Aquella casa blanca tenía un tejado desde donde se veían el mar y las gaviotas. Se tumbaron allí, sobre unos colchones, cogidos de la mano, desnudos bajo unas mantas, y miraron el cielo. Nora pensaba en la gaviota perro, en el agua y en la mujer enfadada con los forasteros. Sin juegos; con él se sentía bien, a gusto, era ella de una manera nueva. Pero él lo había roto. Pasaron a la biblioteca. Nacho tenía una sala llena de libros; solamente libros y una chimenea. Ella se tumbó desnuda en la chaise longue. Él le chupó el dedo gordo del pie izquierdo durante unos minutos y luego se sentó en la butaca de al lado. Le leía El viejo en el puente de Hemingway, ella lo miraba. Escuchaba aquella voz que la seducía más que ninguna otra. Nora pensó en otro viejo: hay un hombre de pelo blanco y joroba que aguarda a la entrada de una librería de barrio. ¿Qué espera? Que un día entre su enamorada. La gente lo ve sucio y loco, pero hubo una vez, hace mucho tiempo, en que una chica lo amó como nadie antes lo había hecho. Eso ocurrió hace mucho tiempo, pero él aún la espera.

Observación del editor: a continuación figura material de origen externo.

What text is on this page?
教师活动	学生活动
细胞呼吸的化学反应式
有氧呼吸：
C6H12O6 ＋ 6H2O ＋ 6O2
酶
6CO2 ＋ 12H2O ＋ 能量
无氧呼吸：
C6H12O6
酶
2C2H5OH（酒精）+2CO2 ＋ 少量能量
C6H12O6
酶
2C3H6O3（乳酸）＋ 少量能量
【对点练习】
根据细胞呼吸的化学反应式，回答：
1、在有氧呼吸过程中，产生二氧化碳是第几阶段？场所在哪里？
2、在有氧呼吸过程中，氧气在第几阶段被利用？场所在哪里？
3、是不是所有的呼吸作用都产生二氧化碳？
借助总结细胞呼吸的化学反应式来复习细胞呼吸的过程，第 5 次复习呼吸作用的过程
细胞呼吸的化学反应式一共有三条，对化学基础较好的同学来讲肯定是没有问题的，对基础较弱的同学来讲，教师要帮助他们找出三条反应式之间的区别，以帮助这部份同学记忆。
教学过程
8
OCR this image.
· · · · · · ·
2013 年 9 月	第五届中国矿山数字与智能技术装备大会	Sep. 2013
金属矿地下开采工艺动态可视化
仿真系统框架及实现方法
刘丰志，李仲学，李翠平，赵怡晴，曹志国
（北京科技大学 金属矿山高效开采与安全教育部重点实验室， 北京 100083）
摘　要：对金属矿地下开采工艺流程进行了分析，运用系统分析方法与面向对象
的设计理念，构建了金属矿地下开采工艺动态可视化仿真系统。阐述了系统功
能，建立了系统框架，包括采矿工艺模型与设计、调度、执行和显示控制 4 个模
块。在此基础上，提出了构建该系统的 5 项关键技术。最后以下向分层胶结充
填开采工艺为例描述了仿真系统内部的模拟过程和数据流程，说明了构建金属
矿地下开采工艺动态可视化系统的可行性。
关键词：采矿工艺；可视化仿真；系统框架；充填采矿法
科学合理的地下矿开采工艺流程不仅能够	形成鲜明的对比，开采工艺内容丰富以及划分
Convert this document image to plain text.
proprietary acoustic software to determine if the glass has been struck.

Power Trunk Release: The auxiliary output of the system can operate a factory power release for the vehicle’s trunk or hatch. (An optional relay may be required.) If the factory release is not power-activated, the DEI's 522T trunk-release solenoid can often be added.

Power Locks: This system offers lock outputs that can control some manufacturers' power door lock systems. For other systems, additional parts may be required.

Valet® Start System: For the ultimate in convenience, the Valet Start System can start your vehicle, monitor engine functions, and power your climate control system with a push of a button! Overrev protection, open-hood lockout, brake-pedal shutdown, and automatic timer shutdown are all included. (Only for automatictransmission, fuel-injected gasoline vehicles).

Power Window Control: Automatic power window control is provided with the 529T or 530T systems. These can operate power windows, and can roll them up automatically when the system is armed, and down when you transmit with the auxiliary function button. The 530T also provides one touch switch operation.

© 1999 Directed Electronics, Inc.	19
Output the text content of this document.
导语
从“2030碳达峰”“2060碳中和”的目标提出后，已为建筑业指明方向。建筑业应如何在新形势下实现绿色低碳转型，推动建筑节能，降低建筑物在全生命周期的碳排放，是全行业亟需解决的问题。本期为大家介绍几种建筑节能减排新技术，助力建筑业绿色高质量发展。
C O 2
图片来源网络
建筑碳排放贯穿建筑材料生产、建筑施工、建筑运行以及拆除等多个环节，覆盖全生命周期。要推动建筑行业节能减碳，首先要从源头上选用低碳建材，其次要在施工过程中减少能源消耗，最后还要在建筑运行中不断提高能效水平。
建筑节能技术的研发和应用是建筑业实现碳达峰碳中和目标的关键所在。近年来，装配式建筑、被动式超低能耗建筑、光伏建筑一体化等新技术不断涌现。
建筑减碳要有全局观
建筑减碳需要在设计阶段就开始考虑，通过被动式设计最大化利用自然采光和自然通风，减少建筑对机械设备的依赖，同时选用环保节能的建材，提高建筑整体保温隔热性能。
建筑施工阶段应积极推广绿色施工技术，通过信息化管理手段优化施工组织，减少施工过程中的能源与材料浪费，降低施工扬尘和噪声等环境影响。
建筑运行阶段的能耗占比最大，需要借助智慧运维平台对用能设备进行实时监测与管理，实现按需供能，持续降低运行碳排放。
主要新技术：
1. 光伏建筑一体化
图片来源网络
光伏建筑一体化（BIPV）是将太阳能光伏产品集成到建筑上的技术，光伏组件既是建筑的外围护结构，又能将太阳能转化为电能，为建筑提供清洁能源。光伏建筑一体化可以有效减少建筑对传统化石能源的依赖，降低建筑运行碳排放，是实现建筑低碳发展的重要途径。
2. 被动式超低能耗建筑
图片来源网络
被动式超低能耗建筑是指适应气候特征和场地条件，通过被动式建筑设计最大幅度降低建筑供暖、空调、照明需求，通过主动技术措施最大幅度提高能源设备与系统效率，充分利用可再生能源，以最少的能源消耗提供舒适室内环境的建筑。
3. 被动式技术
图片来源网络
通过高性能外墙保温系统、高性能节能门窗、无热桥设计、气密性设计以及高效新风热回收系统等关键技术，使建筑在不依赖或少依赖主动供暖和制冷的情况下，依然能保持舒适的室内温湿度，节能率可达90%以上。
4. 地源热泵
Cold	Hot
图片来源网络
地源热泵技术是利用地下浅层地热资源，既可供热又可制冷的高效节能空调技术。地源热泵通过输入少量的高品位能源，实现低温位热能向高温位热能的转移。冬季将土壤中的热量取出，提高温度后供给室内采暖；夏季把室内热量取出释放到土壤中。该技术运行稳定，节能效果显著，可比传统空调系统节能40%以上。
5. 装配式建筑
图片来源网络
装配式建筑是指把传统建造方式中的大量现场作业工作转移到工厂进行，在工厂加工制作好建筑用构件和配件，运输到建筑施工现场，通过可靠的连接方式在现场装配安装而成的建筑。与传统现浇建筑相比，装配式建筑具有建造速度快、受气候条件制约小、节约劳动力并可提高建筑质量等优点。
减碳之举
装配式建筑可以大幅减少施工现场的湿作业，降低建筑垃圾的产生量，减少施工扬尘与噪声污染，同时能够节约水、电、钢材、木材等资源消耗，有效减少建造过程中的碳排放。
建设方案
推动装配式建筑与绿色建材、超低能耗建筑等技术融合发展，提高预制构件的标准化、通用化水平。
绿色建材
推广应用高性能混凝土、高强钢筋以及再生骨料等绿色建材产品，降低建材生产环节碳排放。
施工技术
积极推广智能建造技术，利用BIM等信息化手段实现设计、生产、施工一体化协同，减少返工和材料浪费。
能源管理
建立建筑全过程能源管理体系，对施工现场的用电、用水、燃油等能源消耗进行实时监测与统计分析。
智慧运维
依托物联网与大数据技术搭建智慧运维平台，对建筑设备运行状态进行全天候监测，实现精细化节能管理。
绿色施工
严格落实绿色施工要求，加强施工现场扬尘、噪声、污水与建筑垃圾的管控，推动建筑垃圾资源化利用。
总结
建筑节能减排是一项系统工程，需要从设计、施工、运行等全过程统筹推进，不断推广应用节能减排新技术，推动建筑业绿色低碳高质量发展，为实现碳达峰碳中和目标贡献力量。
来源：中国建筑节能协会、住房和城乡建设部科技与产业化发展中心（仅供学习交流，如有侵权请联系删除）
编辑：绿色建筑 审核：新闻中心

—A mí me da miedo morir. Sé que después de la muerte pasan tantas cosas... —Pensaba en sus padres y en todo lo que se habían perdido. Con aquel hombre que la había traicionado se seguía sintiendo, cuando hablaban, como si lo hiciese con ella misma. Pero no quería engañarse, él la había utilizado y para ella el amor con él se había acabado. Lo sentía igual, lo deseaba igual, pero había decidido ignorarlo. A ella no le explotaría el corazón.

—A mí no me da miedo morir. Lo que me da miedo es no entender la realidad. Ver una cosa y no saber qué es. No poderla descifrar. —Le contestaba eso y le parecía estar haciendo una confesión que nunca había admitido ante nadie. Lo que a él le daba miedo de verdad era no entender el porqué de la muerte de su madre.

Aquella noche hicieron el amor como una pareja normal. Sea como sea que hacen el amor las parejas normales. No había terceros. No había tatamis ni jóvenes con granos. Se amaron. Nora se prometió que aquella sería la última vez que lo amaría. Él se dijo que aquella mujer sería la suya, que la amaría para siempre. La había soñado en sus peleas juveniles en Segovia. La miraba, dormida sobre el brazo derecho, de lado, y pensaba que por ella se había ahostiado con aquellos que no le gustaban. Se había ahostiado por ella cuando aún ni la conocía. Pero no pasaba nada, desde la muerte de su madre él tenía derecho a pelearse con cualquiera por lo que fuera. ¡Pero si aún no la conocía! ¿Y qué? Él imaginaba lo que quería cuando quería. Nora viajaba por sus cielos abrazada al cuerpo del hombre de quien sí estaba enamorada, pero que la había traicionado. Somos todos figurantes. Aquí el único que sabe algo es el apuntador. Se hacía la dormida. Tenía derecho a la vida, tenía derecho a su nuevo reino. Cada día había más gaviotas en el pueblo.